Loved or Loved & Hated: #NaBloPoMo

Would you rather be equally loved and reviled by many readers or would you rather have a small, supportive group of readers?

http://www.pinterest.com/pin/557531628839507394/
http://www.pinterest.com/pin/557531628839507394/

At the moment, I have a small group of regular readers. They are extremely supportive of this blog, which I appreciate. In a way, it has given me the confidence to keep writing and taking photographs.

Sometimes, I wonder . . . is my writing really terrible and no one is telling me? Are my photographs below par? I’m not really as funny as I thought, am I?

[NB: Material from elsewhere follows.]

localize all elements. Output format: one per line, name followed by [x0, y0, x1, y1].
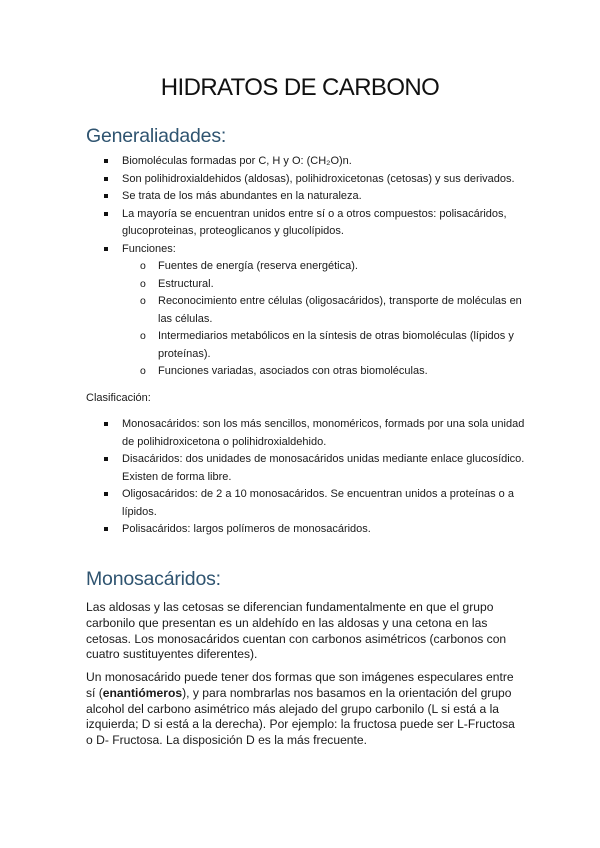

Even though, it would be lovely to be loved all of the time, it’s nice to hear the truth. Not nice exactly. Refreshing is slightly more accurate.

I would like to know if I could be doing something better. So that’s where those brutally honest critics come in handy. They can be jerks but they can also push people to do better work.

If it wasn’t for critics, I wouldn’t push any boundaries. I would never get any better. Who wants to stay average anyway?

Critics are more than happy to tell somebody that the writing is not going to win any new fans. Why should it win people over if it isn’t good enough?

I don’t always do what the critics say. I just consider their advice. Then I do what I want to improve what I’m doing.